Alexander Grothendieck was probably the most important scientific mind that you never heard of. He died on Thursday, aged 86, after living as a recluse for over two decades in a small village in the Pyrenees.

Mr Grothendieck, born in Germany, and for a long time stateless, was naturalised French in 1971. He is regarded as the greatest mathematician of the 20th century – someone who transformed thinking about spaces and numbers by his work in the field of algebraic geometry.

The implications of his work are still reverberating through the world of mathematics today, long after he officially abandoned the field to become a subsistence farmer and ardent pacifist and ecologist.

In recent years, he has become a mythic figure to the radical green movement. His unpublished autobiography, Récoltes et Semailles (“Harvests and Sowing”), has been posted on the internet.

Mr Grothendieck’s death will precipitate a scramble to get hold of 20,000 unseen pages of his mathematical works which are held at the University of Montpellier in southern France. Many years ago Mr Grothendieck ordered this archive – and all his other unpublished work – to be destroyed after his death. This instruction may have been rescinded and is, in any case, unlikely to be obeyed.

Grothiendieck was awarded two of world’s most prestigious mathematics prizes – the Fields medal in 1966 and the Crafoord prize in 1988. He accepted, but refused to collect, the first because the ceremony was in Moscow and he detested the Soviet Union. He refused the Crafoord prize - worth $250,000 – altogether.

In a long letter of explanation to Le Monde in 1988, he said that he did not need the money. He also said that science, as then conceived, would be overturned by “a total destruction of civilization… without historical precedent”.

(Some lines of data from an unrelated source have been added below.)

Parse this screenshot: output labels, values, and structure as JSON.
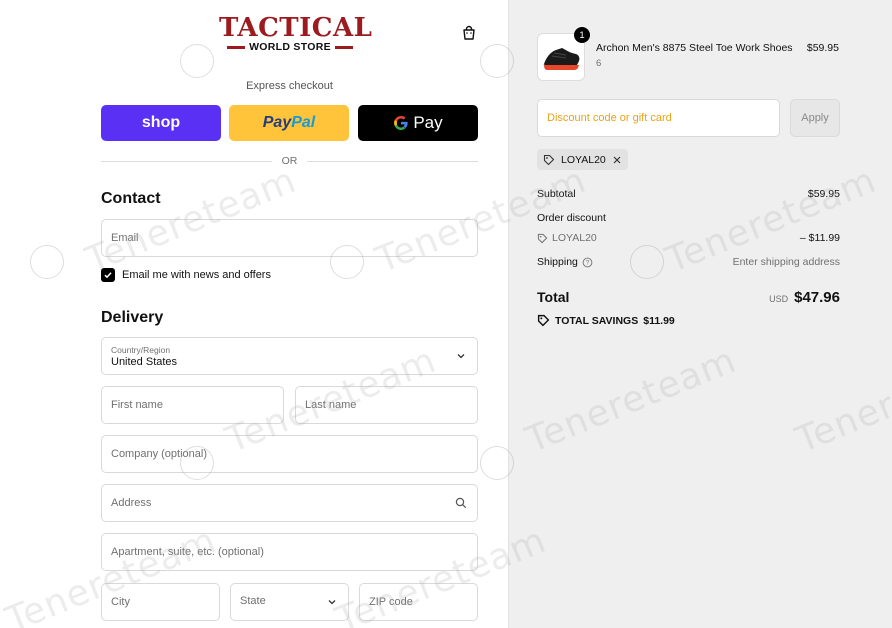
{
  "brand": {
    "logo_main": "TACTICAL",
    "logo_sub": "WORLD STORE"
  },
  "express": {
    "label": "Express checkout",
    "shop_label": "shop",
    "paypal_part1": "Pay",
    "paypal_part2": "Pal",
    "gpay_g": "G",
    "gpay_label": "Pay",
    "or_label": "OR"
  },
  "contact": {
    "title": "Contact",
    "email_placeholder": "Email",
    "newsletter_label": "Email me with news and offers",
    "newsletter_checked": true
  },
  "delivery": {
    "title": "Delivery",
    "country_label": "Country/Region",
    "country_value": "United States",
    "first_name_placeholder": "First name",
    "last_name_placeholder": "Last name",
    "company_placeholder": "Company (optional)",
    "address_placeholder": "Address",
    "apartment_placeholder": "Apartment, suite, etc. (optional)",
    "city_placeholder": "City",
    "state_placeholder": "State",
    "zip_placeholder": "ZIP code"
  },
  "order": {
    "product": {
      "name": "Archon Men's 8875 Steel Toe Work Shoes",
      "variant": "6",
      "price": "$59.95",
      "quantity": "1"
    },
    "discount_placeholder": "Discount code or gift card",
    "apply_label": "Apply",
    "applied_code": "LOYAL20",
    "subtotal_label": "Subtotal",
    "subtotal_value": "$59.95",
    "order_discount_label": "Order discount",
    "discount_code": "LOYAL20",
    "discount_value": "– $11.99",
    "shipping_label": "Shipping",
    "shipping_value": "Enter shipping address",
    "total_label": "Total",
    "currency": "USD",
    "total_value": "$47.96",
    "savings_label": "TOTAL SAVINGS",
    "savings_value": "$11.99"
  },
  "watermark": {
    "text": "Tenereteam"
  },
  "colors": {
    "brand_red": "#9b1b1f",
    "shop_purple": "#5a31f4",
    "paypal_yellow": "#ffc439",
    "discount_placeholder": "#e8a317",
    "right_panel_bg": "#f0eff0"
  }
}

In the same year he told an American journalist: “I’m not a mathematician any more… I now devote my days to the transcription of my dreams.”

Three years later, Mr Grothendieck – already something of a recluse – moved to Lasserre, a village in the Pyrenees, and refused to see visitors, including his family.

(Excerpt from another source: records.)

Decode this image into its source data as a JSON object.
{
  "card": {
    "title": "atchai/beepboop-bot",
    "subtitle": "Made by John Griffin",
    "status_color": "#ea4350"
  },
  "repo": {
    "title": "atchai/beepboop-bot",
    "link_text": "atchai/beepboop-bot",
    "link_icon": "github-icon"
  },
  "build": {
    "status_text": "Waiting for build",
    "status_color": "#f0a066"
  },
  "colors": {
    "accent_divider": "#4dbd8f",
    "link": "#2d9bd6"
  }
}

He was married three times and had several children. He died in hospital at Saint-Girons in the Ariège department.

Mr Grothendieck was born in Berlin on 28 March 1928. His father, Sascha Schapiro, a Russian Jew, and his mother, Hanka Grothendieck, a radical journalist, left Germany for France in 1933.

His father was deported by the pro-Nazi Vichy regime in 1942 and died in Auschwitz. Alexander and his mother survived the war in an internment camp in the south of France.

Soon after the war he studied maths at the University of Montpellier. He was recommended as a graduate student to two celebrated French mathematicians, Laurent Schwartz and Jean Dieudonné. They gave him a list of 14 unsolved problems and asked him to use one as the basis of his research for years to come. He returned a few months later with the solution to all 14.